Our paper suggests that relationships between chief executives and their companies are determined by more than the parties’ respective bargaining power. Firms are using levers such as compensation design and degree of job security to direct CEOs’ efforts toward developing proprietary knowledge assets whose value is more sustainable.
Corporate governance implications
From a corporate governance perspective, our research underscores the importance of not jumping to conclusions when assessing the appropriateness of certain core aspects of the firm/CEO relationship. For example, you could theoretically broaden our analysis to include severance pay, commonly viewed by shareholders as an agency cost. The same amount of severance pay may mean very different things, depending on how it is incorporated into the agreement with a CEO – as part of an initial contract, it could represent yet another layer of job security designed to keep the leadership focused on developing long-term value for the firm. If it grows out of later negotiations, however, it could signify a shift in the balance of power in favour of the CEO, who is now out to extract as much as he or she can from the organisation.

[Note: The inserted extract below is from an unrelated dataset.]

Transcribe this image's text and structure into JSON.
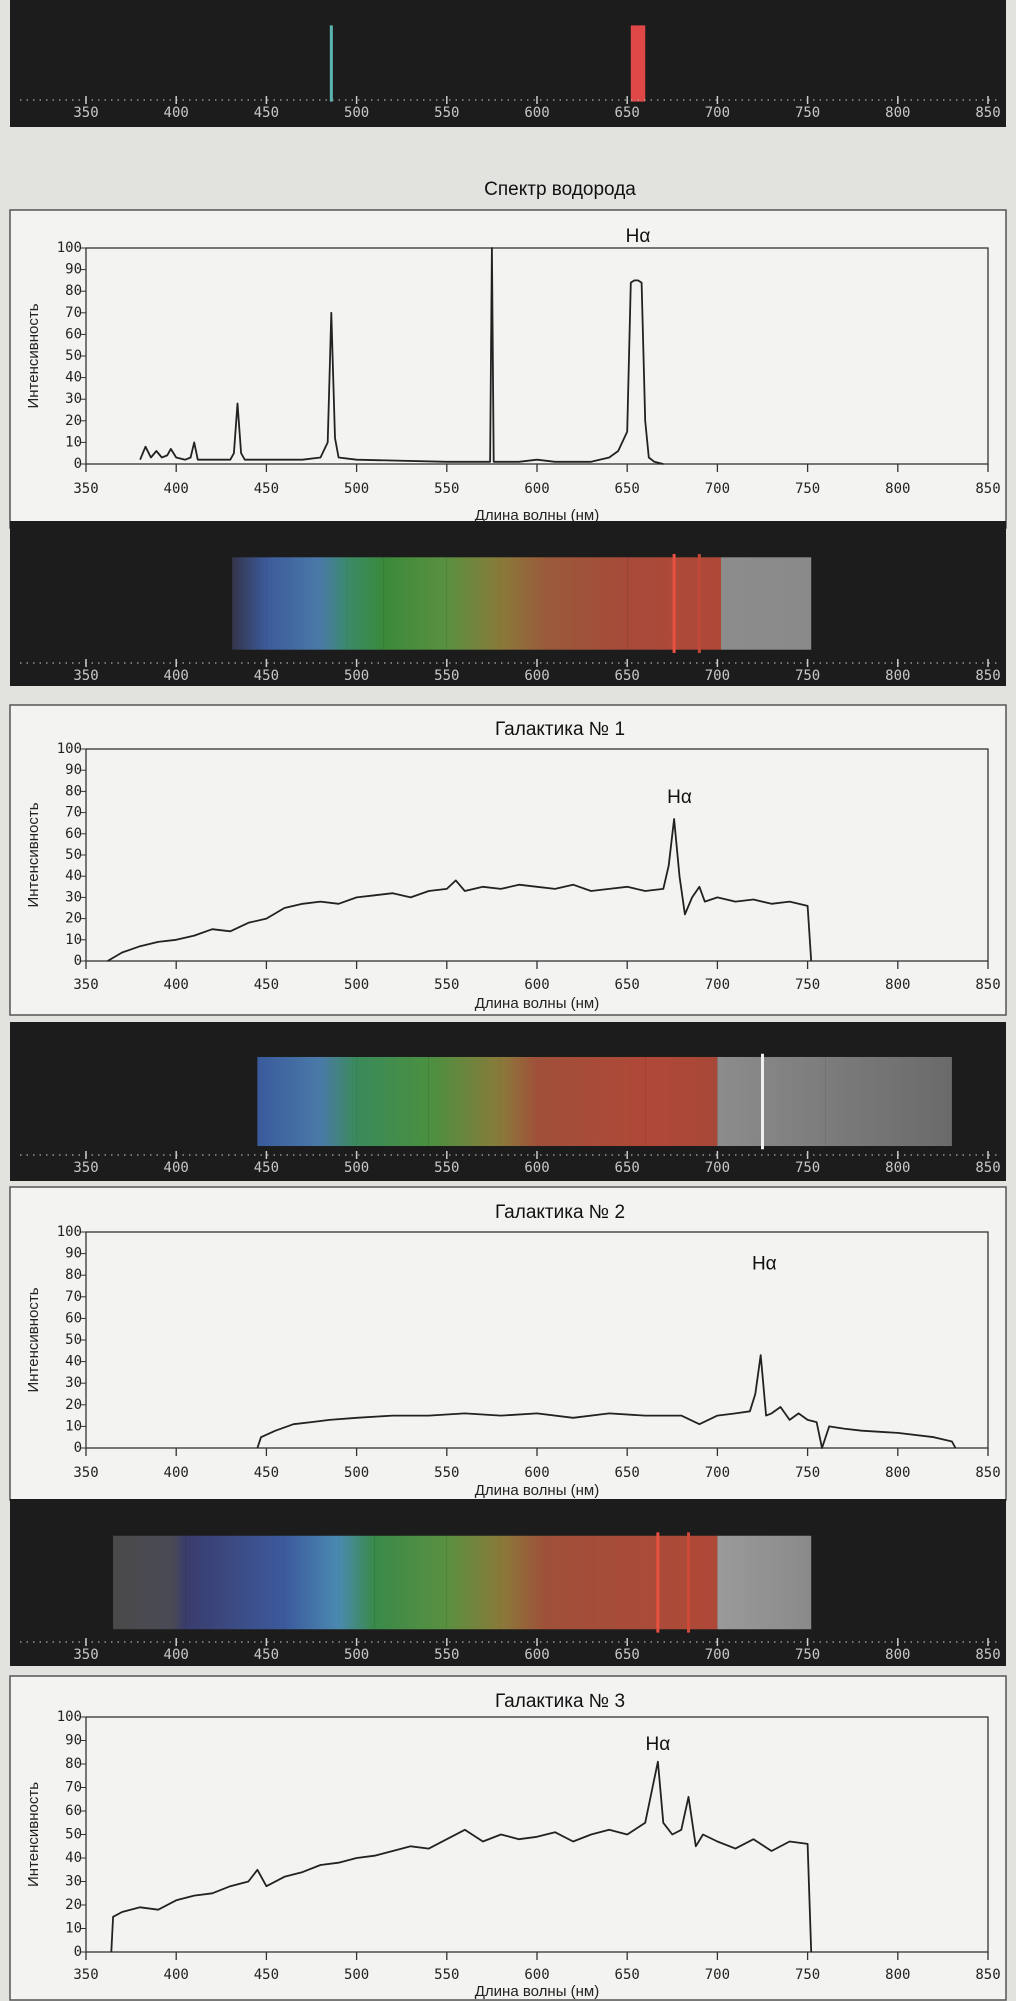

The issue of entrenchment must be kept in mind over the course of a top manager’s tenure. As managers embed themselves more deeply in the company through the creation of more specialised knowledge resources, they also become more firmly entrenched and harder to replace. The same would be true of start-up founders whose expertise matures as the company finds its niche. As firms’ dependence on a single leader increases, so does the likelihood that the leader will begin to display overconfidence – which, according to my previous research, could make him or her dangerously unresponsive to warning signs or even a socially irresponsible influence. To head off that prospect, directors should try to even out the distribution of power across the leadership team.
Guoli Chen is an Associate Professor of Strategy at INSEAD.